For context on what the upper end of Seoul's Korean dining looks like, the distance between a ₩ bowl of dwaeji-gukbap and a ₩₩₩₩ tasting menu at Kwon Sook Soo is considerable in price but connected in ambition. The city's food culture holds both registers with equal seriousness, and the Bib Gourmand programme is the mechanism through which Michelin acknowledges that the most interesting cooking in Seoul does not always require tablecloths.
Beyond Seoul, dwaeji-gukbap's home territory remains Busan, where Mori represents a different register of the city's dining culture, and temple food specialists like Baegyangsa Temple in Jangseong-gun illustrate how seriously Korea tracks its regional food distinctions. The Flying Hog in Seogwipo offers yet another angle on Korean pork culture, from the far south.
Planning a Visit
ANAM is located at 10 Bukchon-ro 5-gil in Jongno District, within reasonable walking distance of Anguk station and the Bukchon Hanok Village entry points. The price point, single-won-sign across both menu sizes, makes it one of the most accessible Michelin-tracked plates in the city. No booking method is listed in available records; walk-in appears to be the format, which is standard for this category. Timing around the Bukchon tourist peak, mid-morning on weekends in particular, is worth considering. The diner's capacity is not large, and the Bib Gourmand recognition will have expanded awareness beyond the immediate neighbourhood.

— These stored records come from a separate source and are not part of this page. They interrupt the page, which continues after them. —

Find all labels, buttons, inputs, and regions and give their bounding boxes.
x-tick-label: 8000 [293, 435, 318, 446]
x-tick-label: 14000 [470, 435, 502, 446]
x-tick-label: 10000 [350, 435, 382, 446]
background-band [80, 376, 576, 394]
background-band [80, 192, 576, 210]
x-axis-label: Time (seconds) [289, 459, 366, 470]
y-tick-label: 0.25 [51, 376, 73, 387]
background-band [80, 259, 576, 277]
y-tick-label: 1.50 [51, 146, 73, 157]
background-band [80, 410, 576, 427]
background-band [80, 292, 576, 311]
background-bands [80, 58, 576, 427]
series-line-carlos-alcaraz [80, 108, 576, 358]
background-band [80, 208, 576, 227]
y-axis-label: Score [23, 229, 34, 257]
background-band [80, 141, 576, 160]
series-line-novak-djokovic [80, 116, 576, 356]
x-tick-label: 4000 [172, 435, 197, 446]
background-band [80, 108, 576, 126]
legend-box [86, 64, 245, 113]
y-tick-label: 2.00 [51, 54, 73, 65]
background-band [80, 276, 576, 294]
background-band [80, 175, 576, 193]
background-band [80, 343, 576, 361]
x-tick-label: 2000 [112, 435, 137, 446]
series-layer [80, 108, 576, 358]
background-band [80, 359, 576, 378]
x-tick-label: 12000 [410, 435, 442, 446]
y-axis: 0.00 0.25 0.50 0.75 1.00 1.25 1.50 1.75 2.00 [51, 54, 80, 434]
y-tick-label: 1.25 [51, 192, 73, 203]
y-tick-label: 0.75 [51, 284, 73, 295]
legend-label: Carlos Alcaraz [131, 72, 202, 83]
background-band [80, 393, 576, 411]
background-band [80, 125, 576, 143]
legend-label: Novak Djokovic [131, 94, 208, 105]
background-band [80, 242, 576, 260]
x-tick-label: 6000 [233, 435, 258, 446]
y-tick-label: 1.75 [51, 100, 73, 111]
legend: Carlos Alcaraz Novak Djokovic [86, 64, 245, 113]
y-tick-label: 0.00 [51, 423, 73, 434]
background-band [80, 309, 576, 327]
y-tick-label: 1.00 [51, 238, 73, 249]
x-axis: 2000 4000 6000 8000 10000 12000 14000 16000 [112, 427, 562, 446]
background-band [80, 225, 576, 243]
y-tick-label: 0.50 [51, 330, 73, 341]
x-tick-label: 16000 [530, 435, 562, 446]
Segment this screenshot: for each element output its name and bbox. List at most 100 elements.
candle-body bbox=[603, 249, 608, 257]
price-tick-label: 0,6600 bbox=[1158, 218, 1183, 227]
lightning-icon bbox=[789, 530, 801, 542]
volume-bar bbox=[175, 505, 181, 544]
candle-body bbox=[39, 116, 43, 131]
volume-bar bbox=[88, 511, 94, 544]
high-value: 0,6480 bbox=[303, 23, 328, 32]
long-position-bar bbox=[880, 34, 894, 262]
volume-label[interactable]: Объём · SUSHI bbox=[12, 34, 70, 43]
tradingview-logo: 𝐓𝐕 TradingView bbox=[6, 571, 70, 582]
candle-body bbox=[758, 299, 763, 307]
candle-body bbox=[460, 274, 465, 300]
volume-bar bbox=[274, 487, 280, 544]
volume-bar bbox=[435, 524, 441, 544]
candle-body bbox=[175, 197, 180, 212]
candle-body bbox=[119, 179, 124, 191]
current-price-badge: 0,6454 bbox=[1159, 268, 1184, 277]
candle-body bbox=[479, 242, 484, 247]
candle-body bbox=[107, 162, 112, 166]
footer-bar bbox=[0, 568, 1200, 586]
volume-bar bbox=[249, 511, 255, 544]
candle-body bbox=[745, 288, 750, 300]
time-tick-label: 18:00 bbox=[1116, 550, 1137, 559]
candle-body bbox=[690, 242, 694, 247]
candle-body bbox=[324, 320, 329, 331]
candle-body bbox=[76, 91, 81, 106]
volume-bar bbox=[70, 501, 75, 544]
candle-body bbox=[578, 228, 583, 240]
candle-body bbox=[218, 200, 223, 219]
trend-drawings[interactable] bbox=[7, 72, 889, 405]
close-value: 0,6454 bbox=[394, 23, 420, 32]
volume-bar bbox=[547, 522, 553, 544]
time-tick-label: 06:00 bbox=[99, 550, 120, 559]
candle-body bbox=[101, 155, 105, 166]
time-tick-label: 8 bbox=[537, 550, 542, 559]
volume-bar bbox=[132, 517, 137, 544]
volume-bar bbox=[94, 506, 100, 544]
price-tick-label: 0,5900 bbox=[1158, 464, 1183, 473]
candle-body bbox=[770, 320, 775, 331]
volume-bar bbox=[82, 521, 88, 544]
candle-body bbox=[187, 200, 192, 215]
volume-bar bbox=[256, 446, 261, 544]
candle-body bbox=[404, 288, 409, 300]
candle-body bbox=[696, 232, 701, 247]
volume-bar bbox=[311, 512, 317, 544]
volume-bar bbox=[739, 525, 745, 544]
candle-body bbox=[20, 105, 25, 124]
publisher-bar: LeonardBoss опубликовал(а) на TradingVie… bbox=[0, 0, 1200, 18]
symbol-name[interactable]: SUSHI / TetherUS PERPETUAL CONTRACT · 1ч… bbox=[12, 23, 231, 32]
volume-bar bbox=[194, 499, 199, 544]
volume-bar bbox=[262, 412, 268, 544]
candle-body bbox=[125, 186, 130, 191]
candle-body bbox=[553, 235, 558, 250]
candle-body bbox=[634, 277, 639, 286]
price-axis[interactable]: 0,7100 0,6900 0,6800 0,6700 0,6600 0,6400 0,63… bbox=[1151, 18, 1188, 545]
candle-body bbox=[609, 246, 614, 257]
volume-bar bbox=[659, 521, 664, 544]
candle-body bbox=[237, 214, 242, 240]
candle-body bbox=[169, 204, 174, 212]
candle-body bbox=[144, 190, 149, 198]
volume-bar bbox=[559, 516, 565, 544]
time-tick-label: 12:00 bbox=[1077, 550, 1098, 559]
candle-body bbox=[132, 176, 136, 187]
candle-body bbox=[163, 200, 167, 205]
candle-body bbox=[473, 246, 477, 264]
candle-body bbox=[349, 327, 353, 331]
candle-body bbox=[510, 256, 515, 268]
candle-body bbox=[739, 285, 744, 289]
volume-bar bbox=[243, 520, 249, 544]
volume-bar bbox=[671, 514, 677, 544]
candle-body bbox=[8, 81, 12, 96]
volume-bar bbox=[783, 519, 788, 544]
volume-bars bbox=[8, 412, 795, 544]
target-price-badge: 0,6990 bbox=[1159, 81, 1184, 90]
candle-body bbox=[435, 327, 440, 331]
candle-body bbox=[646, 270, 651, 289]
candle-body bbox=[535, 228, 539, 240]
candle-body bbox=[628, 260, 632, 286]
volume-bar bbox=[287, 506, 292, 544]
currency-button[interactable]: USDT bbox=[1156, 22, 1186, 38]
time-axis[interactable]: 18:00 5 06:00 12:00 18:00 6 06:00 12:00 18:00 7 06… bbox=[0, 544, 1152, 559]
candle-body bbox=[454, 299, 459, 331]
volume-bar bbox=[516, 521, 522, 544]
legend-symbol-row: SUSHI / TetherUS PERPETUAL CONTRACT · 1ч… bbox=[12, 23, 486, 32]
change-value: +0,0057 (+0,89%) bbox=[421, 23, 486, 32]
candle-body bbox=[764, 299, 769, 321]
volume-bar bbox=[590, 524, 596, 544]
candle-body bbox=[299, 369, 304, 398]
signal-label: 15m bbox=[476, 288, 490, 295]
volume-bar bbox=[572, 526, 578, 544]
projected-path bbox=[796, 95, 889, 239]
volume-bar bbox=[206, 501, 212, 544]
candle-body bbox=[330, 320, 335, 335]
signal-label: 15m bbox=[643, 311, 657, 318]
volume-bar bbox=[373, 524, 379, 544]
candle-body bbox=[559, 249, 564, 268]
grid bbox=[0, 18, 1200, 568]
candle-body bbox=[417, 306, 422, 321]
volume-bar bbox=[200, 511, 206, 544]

For those building a broader Seoul itinerary, our full Seoul restaurants guide covers the city across price tiers and cuisine types. Our Seoul hotels guide, bars guide, wineries guide, and experiences guide cover the rest of the city's primary categories.
What Regulars Order
The menu at ANAM is built around a single dish in two configurations: a standard medium bowl and an extra-meat version with additional Spanish Duroc ribs and pork butt. The Cheongyang chili and kale oil is applied to both. Regulars working through the options tend to treat the extra-meat size as the baseline, given the tenderness of the Duroc cuts. Cilantro, offered tableside, is the main self-assembly variable. The Michelin committee's note specifically flags the cilantro as an option worth taking, which aligns with the kitchen's apparent confidence that the broth can carry an aromatic addition without losing its character. The Google rating of 4.2 across 246 reviews, a dataset that reflects a broader public than the Michelin inspector pool, suggests the bowl delivers consistently across a wide range of expectations.